Reports find that unpaid wages are a widespread issue among U.S. corporations.
The report noted that large U.S. corporations have paid billions in recent years in fines and settlements for alleged wage and hour violations, including for failing to pay workers overtime or forcing employees to work off-the-clock.
According to the U.S. Department of Labor (DOL), the five employers that have paid the most for wage and hour violations are: Walmart at $1.4 billion; FedEx at $502 million; Bank of America at $381 million; Wells Fargo at $205 million; and JPMorgan Chase at $160 million. Valerie Bolden-Barrett "Wage theft settlements by top US companies amount to billions" hrdive.com (Jun. 07, 2018).
Employers must be careful to follow all regulations under the Fair Labor Standards Act (FLSA) and any applicable state or local wage and hour laws.
Employers should note that state laws are often more favorable to employees and in the case of a discrepancy with federal law, the law most advantageous to the worker must be followed.
Every employee must be properly designated as exempt or non-exempt for overtime.
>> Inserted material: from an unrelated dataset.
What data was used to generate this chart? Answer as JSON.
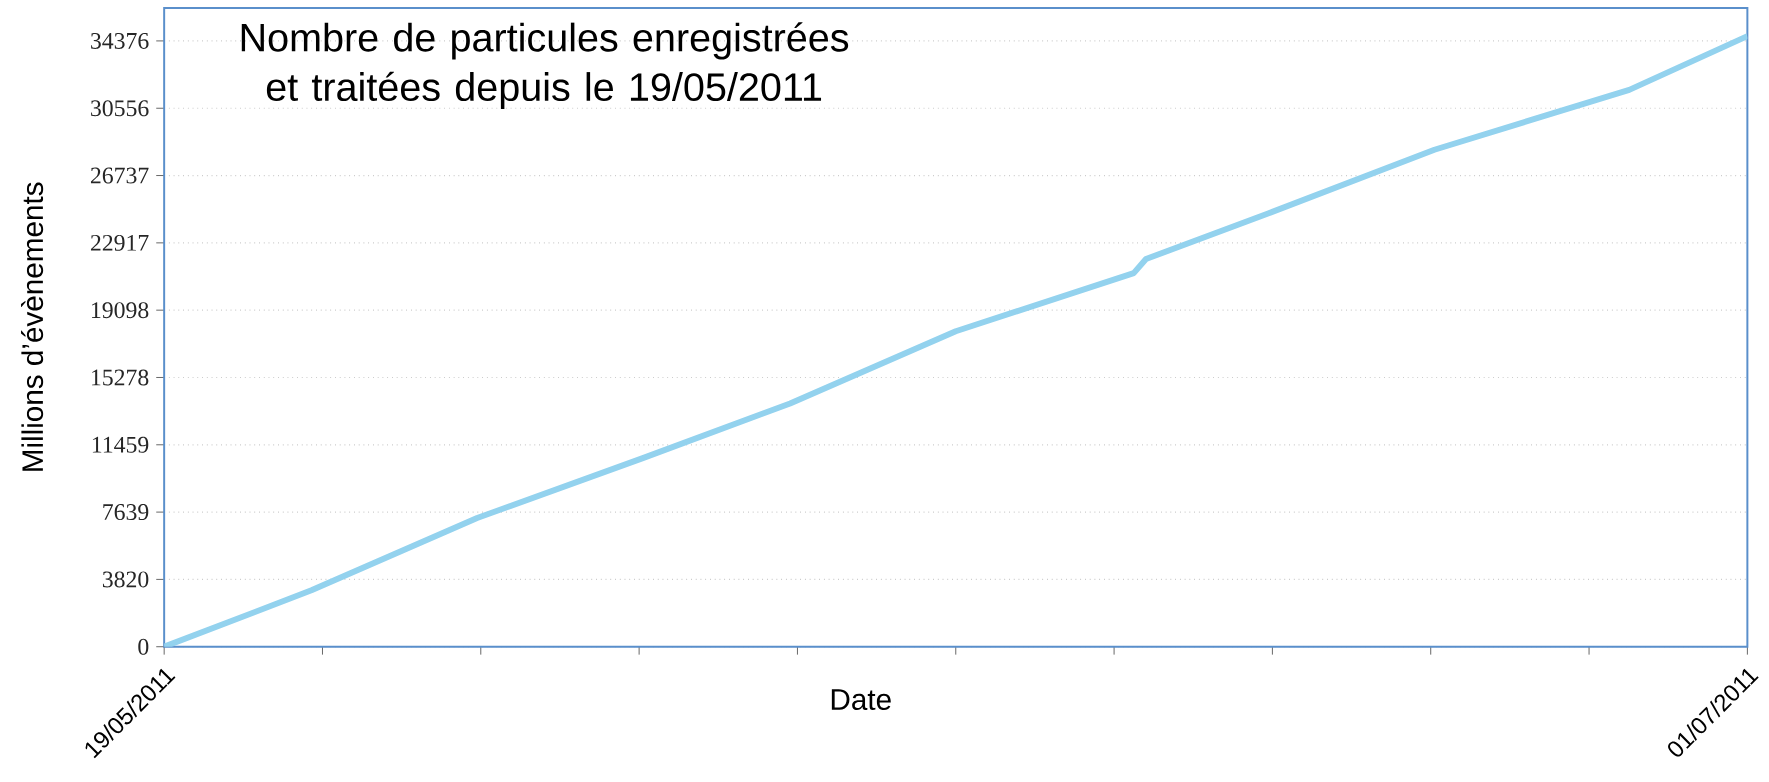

That designation depends not only on the amount an employee is paid, but also on actual job duties.
Job titles are not determinative and have little to no impact on whether an employee is exempt or not from overtime. The same holds true for documents or contracts designating workers as independent contractors instead of as employees.
What determines eligibility is primarily direction and control as to the duties a worker performs. Sales, professional, and other niche exemptions aside, an employee who has little autonomy over what he or she does is most likely due overtime.
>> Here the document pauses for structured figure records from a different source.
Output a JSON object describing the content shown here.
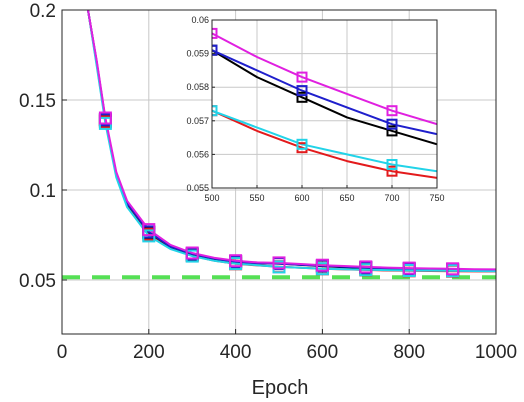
{
  "chart_data": [
    {
      "type": "line",
      "title": "",
      "xlabel": "Epoch",
      "ylabel": "",
      "xlim": [
        0,
        1000
      ],
      "ylim": [
        0.02,
        0.2
      ],
      "grid": true,
      "x_ticks": [
        0,
        200,
        400,
        600,
        800,
        1000
      ],
      "x_tick_labels": [
        "0",
        "200",
        "400",
        "600",
        "800",
        "1000"
      ],
      "y_ticks": [
        0.05,
        0.1,
        0.15,
        0.2
      ],
      "y_tick_labels": [
        "0.05",
        "0.1",
        "0.15",
        "0.2"
      ],
      "x": [
        60,
        80,
        100,
        125,
        150,
        200,
        250,
        300,
        350,
        400,
        450,
        500,
        550,
        600,
        650,
        700,
        750,
        800,
        850,
        900,
        950,
        1000
      ],
      "series": [
        {
          "color": "#e31a1c",
          "marker_color": "#e31a1c",
          "values": [
            0.2,
            0.17,
            0.138,
            0.108,
            0.092,
            0.0755,
            0.0675,
            0.0635,
            0.0608,
            0.059,
            0.0581,
            0.0574,
            0.0568,
            0.0562,
            0.0559,
            0.0556,
            0.0553,
            0.0551,
            0.055,
            0.0549,
            0.0548,
            0.0547
          ]
        },
        {
          "color": "#000000",
          "marker_color": "#000000",
          "values": [
            0.2,
            0.171,
            0.139,
            0.109,
            0.0925,
            0.0765,
            0.0683,
            0.0643,
            0.0617,
            0.0601,
            0.0593,
            0.0591,
            0.0584,
            0.0577,
            0.0571,
            0.0567,
            0.0563,
            0.056,
            0.0558,
            0.0556,
            0.0555,
            0.0554
          ]
        },
        {
          "color": "#1f1fcc",
          "marker_color": "#1f1fcc",
          "values": [
            0.2,
            0.171,
            0.139,
            0.109,
            0.0927,
            0.0767,
            0.0685,
            0.0645,
            0.0619,
            0.0602,
            0.0594,
            0.0591,
            0.0585,
            0.0579,
            0.0574,
            0.0569,
            0.0566,
            0.0563,
            0.0561,
            0.0559,
            0.0558,
            0.0557
          ]
        },
        {
          "color": "#22d3e8",
          "marker_color": "#22d3e8",
          "values": [
            0.2,
            0.169,
            0.137,
            0.107,
            0.0905,
            0.0745,
            0.0672,
            0.0633,
            0.0607,
            0.0591,
            0.0582,
            0.0573,
            0.0568,
            0.0563,
            0.056,
            0.0557,
            0.0555,
            0.0553,
            0.0552,
            0.0551,
            0.055,
            0.0549
          ]
        },
        {
          "color": "#e020e0",
          "marker_color": "#e020e0",
          "values": [
            0.2,
            0.172,
            0.14,
            0.11,
            0.094,
            0.078,
            0.0695,
            0.065,
            0.0624,
            0.0607,
            0.0598,
            0.0595,
            0.0589,
            0.0582,
            0.0578,
            0.0573,
            0.0569,
            0.0566,
            0.0564,
            0.0562,
            0.056,
            0.0559
          ]
        }
      ],
      "markers": {
        "shape": "square",
        "x": [
          100,
          200,
          300,
          400,
          500,
          600,
          700,
          800,
          900
        ]
      },
      "reference_line": {
        "value": 0.0515,
        "color": "#55e055",
        "style": "dashed"
      }
    },
    {
      "type": "line",
      "title": "",
      "xlabel": "",
      "ylabel": "",
      "xlim": [
        500,
        750
      ],
      "ylim": [
        0.055,
        0.06
      ],
      "grid": true,
      "x_ticks": [
        500,
        550,
        600,
        650,
        700,
        750
      ],
      "x_tick_labels": [
        "500",
        "550",
        "600",
        "650",
        "700",
        "750"
      ],
      "y_ticks": [
        0.055,
        0.056,
        0.057,
        0.058,
        0.059,
        0.06
      ],
      "y_tick_labels": [
        "0.055",
        "0.056",
        "0.057",
        "0.058",
        "0.059",
        "0.06"
      ],
      "x": [
        500,
        550,
        600,
        650,
        700,
        750
      ],
      "series": [
        {
          "color": "#e31a1c",
          "values": [
            0.0573,
            0.0567,
            0.0562,
            0.0558,
            0.0555,
            0.0553
          ]
        },
        {
          "color": "#000000",
          "values": [
            0.0591,
            0.0583,
            0.0577,
            0.0571,
            0.0567,
            0.0563
          ]
        },
        {
          "color": "#1f1fcc",
          "values": [
            0.0591,
            0.0585,
            0.0579,
            0.0574,
            0.0569,
            0.0566
          ]
        },
        {
          "color": "#22d3e8",
          "values": [
            0.0573,
            0.0568,
            0.0563,
            0.056,
            0.0557,
            0.0555
          ]
        },
        {
          "color": "#e020e0",
          "values": [
            0.0596,
            0.0589,
            0.0583,
            0.0578,
            0.0573,
            0.0569
          ]
        }
      ],
      "markers": {
        "shape": "square",
        "x": [
          500,
          600,
          700
        ]
      }
    }
  ]
}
If an employee is eligible for overtime, overtime shortages can result when, after working a 40-hr week, that employee engages in texting or emailing his or her manager or otherwise performing work duties on the weekend. Failure of an organization to capture this time, document it, and pay the employee can lead to unpaid overtime liability.
Keep meticulous wage and hour records. Have a tracking system. Review an employee's time entries, with the employee, every week, or bi-weekly, for accuracy. Have the employee indicate the correctness of the record. If you establish this as a business practice, then, should a former employee sue two years from now for unpaid overtime, you can testify as to your standing business practice and as to the fact that the time record was reviewed and signed off on by the employee every week for the duration of the employee's employment.
Having an outdated payroll system increases the risk of a wage and hour violation. According to a recent survey, half of employers use a system that is not up-to-date. Investing in new payroll technology and keeping it updated can save you from a costly fine.
Finally, seek a legal opinion as to which employees are exempt or non-exempt. A legal analysis is often needed for employees who fall into "grey areas".